Franz Urban Pappi, Michael Herrmann
Strategisches Erststimmenwählen bei deutschen Bundestagswahlen

Cover wp-92_tit_bild.jpg
Mannheimer Zentrum für Europäische Sozialforschung: Arbeitspapiere; 92
Mannheim
,
MZES
,
2006
ISSN: 1437-8574

Vermeidung der Stimmvergeudung an aussichtslose Kandidaten ist die bekannteste und am besten untersuchte Form strategischen Wählens. Dieses Motiv findet sich in reinster Form in Wahlkreisen, in denen ein einziges Mandat an den Sieger der relativen Mehrheitswahl zu vergeben ist. Das entsprechende Äquivalent für deutsche Bundestagswahlen ist die sogenannte Erststimme für einen der Wahlkreiskandidaten. In diesem Beitrag wird eine Erststimme als potentiell strategisch angenommen, wenn der Befragte berichtet, er habe für einen Kandidaten oder eine Kandidatin der von ihm zweitpräferierten statt der erstpräferierten Partei gestimmt. Wir zeigen mit geeigneten Daten für die Bundestagswahlen 1998 und 2002 in West- und Ostdeutschland, dass dieses Verhalten erklärt werden kann mit dem von McKelvey und Ordeshook formulierten Wählerkalkül: Je niedriger die erwartete Nutzendifferenz zwischen erst- und zweitpräferierter bzw. zwischen erst- und drittpräferierter Partei und je höher die erwartete Nutzendifferenz zwischen zweit- und drittpräferierter Partei, desto höher ist die Wahrscheinlichkeit strategischen Wählens. Die Erwartungen beziehen sich auf den Einfluss der eigenen Stimme auf das Endergebnis im Wahlkreis, die wir mit den Pattwahrscheinlichkeiten zwischen dem Gewinner und erstem und zweitem Verlierer im Wahlkreis messen. Erest wenn die Wahl der Zweitpräferenz positiv auf entsprechende knappe Wahlkreisergebnisse reagiert, wird aus dem potentiell strategischen oder „unehrlichen“ (unsincere) Verhalten tatsächlich strategisches Wahlverhalten.

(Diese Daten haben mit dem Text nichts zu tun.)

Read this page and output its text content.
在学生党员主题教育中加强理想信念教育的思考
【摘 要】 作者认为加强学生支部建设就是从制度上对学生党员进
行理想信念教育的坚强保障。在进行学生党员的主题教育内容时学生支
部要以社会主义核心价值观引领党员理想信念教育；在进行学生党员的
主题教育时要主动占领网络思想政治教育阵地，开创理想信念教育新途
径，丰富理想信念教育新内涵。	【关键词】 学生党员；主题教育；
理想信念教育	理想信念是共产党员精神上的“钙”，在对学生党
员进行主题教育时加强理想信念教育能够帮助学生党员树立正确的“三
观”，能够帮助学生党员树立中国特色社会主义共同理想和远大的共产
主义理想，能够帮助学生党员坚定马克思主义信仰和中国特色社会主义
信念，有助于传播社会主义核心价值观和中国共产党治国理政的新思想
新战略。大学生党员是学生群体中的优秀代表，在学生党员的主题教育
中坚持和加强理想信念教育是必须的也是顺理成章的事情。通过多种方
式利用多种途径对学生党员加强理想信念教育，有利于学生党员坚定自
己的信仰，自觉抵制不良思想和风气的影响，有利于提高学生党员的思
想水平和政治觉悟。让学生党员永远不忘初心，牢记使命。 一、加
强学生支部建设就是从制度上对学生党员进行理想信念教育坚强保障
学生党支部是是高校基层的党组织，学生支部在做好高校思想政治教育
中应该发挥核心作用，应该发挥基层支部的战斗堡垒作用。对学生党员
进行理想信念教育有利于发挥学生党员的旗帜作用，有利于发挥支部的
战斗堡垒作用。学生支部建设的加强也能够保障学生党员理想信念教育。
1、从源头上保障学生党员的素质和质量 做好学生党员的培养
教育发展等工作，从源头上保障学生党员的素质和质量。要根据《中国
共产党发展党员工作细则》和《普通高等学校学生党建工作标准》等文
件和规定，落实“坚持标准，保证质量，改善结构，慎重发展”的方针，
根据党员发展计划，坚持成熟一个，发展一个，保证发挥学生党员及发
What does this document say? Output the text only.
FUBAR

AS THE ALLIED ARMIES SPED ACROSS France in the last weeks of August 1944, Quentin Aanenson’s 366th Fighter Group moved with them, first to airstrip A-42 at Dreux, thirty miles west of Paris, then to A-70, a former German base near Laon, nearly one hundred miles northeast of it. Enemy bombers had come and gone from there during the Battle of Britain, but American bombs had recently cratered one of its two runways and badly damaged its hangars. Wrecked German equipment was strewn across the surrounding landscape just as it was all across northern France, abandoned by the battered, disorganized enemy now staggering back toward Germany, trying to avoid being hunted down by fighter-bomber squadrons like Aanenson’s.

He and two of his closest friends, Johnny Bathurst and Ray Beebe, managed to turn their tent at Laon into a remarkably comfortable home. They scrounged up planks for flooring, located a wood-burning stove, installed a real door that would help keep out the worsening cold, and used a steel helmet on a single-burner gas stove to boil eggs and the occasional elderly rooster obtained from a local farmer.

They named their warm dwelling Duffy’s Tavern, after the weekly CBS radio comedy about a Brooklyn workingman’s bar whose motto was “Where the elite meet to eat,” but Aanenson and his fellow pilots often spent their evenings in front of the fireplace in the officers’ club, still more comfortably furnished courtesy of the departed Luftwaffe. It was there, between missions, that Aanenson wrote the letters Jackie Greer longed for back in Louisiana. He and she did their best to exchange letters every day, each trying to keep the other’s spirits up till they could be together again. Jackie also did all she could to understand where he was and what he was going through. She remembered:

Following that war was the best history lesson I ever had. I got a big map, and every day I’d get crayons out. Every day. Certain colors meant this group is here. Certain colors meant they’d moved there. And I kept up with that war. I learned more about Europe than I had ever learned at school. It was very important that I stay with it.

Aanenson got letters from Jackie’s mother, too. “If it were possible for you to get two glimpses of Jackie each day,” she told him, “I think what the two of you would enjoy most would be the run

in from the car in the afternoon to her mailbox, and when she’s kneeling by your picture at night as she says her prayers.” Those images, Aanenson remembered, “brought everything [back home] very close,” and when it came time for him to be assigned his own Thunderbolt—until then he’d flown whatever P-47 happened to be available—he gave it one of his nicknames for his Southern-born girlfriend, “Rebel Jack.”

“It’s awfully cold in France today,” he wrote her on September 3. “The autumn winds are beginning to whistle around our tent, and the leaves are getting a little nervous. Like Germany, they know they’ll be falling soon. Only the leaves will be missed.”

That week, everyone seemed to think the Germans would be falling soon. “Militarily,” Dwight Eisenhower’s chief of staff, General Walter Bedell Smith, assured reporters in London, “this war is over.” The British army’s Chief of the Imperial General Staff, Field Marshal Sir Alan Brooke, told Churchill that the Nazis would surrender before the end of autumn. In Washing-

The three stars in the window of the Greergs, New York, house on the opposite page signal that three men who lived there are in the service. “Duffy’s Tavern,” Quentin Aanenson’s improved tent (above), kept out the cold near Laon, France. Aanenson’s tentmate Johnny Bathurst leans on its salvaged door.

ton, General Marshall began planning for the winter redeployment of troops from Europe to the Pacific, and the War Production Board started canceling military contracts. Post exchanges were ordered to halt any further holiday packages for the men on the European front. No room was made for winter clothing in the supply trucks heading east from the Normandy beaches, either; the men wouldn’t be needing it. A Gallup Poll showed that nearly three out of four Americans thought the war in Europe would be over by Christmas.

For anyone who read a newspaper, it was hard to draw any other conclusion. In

The avoidance of a wasted vote is the best known and researched form of a strategic vote, applicable first of all in single-member single ballot systems. The equivalent in German Bundestag elections is the first or candidate vote for one of the constituency candidates. In this paper, this vote is assumed to be potentially strategic if a respondent reports to have voted for the candidate of his second instead of his first preferred party. We show with appropriate data for the Bundestag elections 1998 and 2002 in West and East Germany that this behavior can be explained by the McKelvey/Ordeshook calculus of voting: The lower the expected utility difference between first and second and first and third preferred party and the higher the expected utility difference between second and third preferred party, the higher the probability of a strategic vote. Expectations refer to the impact of one’s own vote on the constituency result which is measured by the margin of victory. The smaller this margin, the larger the impact of one’s vote on the final outcome. Potentially strategic or unsincere voting becomes strategic voting only by reacting positively to the margin of victory in the constituencies.